Two men had one arm of Banders each, which gave her the secure anchor she needed to kick a woman in the chest with both feet, sending her victim smashing through a fruit stand and into the slipper merchant it backed onto. Then Ollery had closed the distance, a huge hand slapping across the head of one of Banders’s escorts, and the other man getting an exact mirror image of the move, a brutal economy of motion. Banders, her face mottled with emergent bruises, leaned briefly into him.

“Oi, Chief,” she said. “You got your business done then?”

“Why is it always you, Banders?”

“Innocent, Chief, I swear. It was Masty this time.”

Masty shrank from Ollery’s louring stare, and at that point the shooting began.

To the credit of the soldiers it was mostly overhead, pitched to strike stone chips and deface carvings. Ollery saw a woman’s shoulder explode in blood and bone, though, and a man pitch backwards with half his head gone, vengeance or poor aim equally murderous in the close-packed crowd. The brawl became a rout in short order as everyone who could started forcing their way left and right and away of the block of uniforms moving through the market. Provosts, half with levelled batons and half clubbing anyone who got within reach.

Lidlet let out a great ragged breath. She rested her chin on Masty’s shoulder, shaking with frustrated rage.

“Oh damn.” Cosserby’s voice was quite distinct now the tide of the crowd was receding. The man was holding a collection of splinters and cogs that had formerly been a clockwork musical box.

“What’s that?” Banders asked blankly. “Looks expensive.”

“It was, rather,” Cosserby agreed, and then the provosts arrived.

Their officer was an old man to just be Cohort-Monitor on this sort of post. He looked about – the corpses, the trampled, the damage to property – and wrinkled his face.

“Who’s senior here?” he demanded. Ollery shifted slightly, drawing the eye.

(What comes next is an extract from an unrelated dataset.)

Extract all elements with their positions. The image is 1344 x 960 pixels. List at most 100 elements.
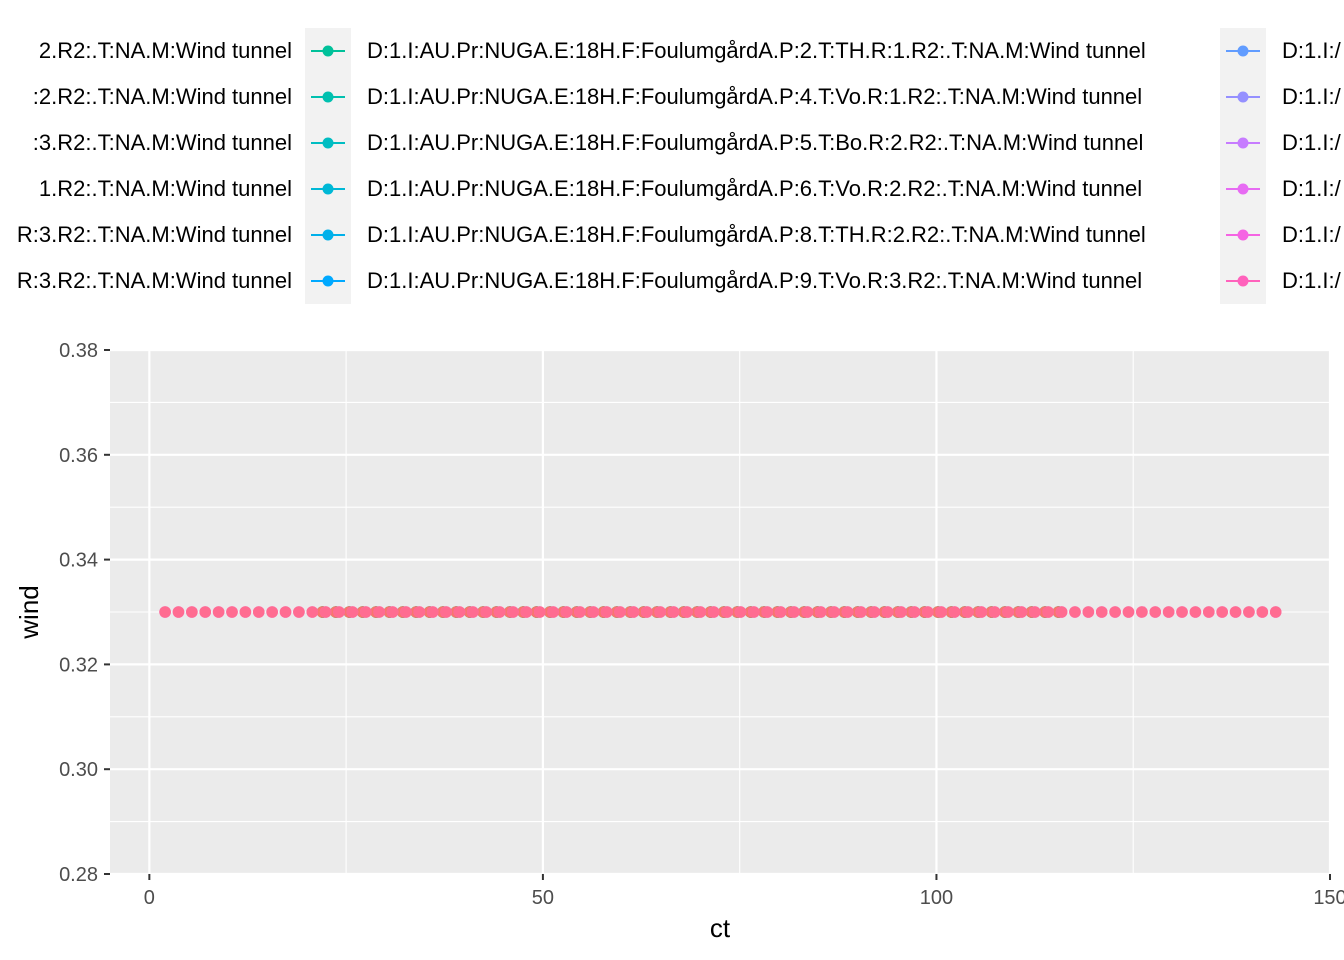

The provost Cohort froze. Ollery went still, too. Trying to place the face, mostly. And realising that, no, he didn’t know it. It wasn’t one of those faces, because none of them were likely to be turning up here any time soon. But was there a resemblance? A father, a favourite uncle?

He didn’t know, he realised. Too long ago, too many faces he’d done his best to scrub from his mind. But this man knew him, and there was only one reason that might be.

The officer had a rod out from his belt, slotting a tableth to it with trembling fingers. His eyes were wide. “You,” clipped out of his almost-closed mouth. “You. It’s you. It’s you. You. Murderer.”

He shot, right into Ollery’s face. Or at least did his best. Masty was in arm’s reach of him and got an arm under the man’s wrist, pushing up. The spittle of energy from the rod killed another epic stone hero on the walls and Ollery lived. Lived, with his face set and expectant. Someone else who owes the world a death.

And the provost’s own men were demanding to know what he was doing, and the man came back to himself, slammed down the lid of his military discipline again, closed his face. Only his eyes left, to stare hatred at the big man in front of him.

“Arrest the lot of them,” he said. “Brawling. Disgraceful.” As though there wasn’t a live weapon in his hand and a new scar on the stonework to show for it. “Get them out of here.”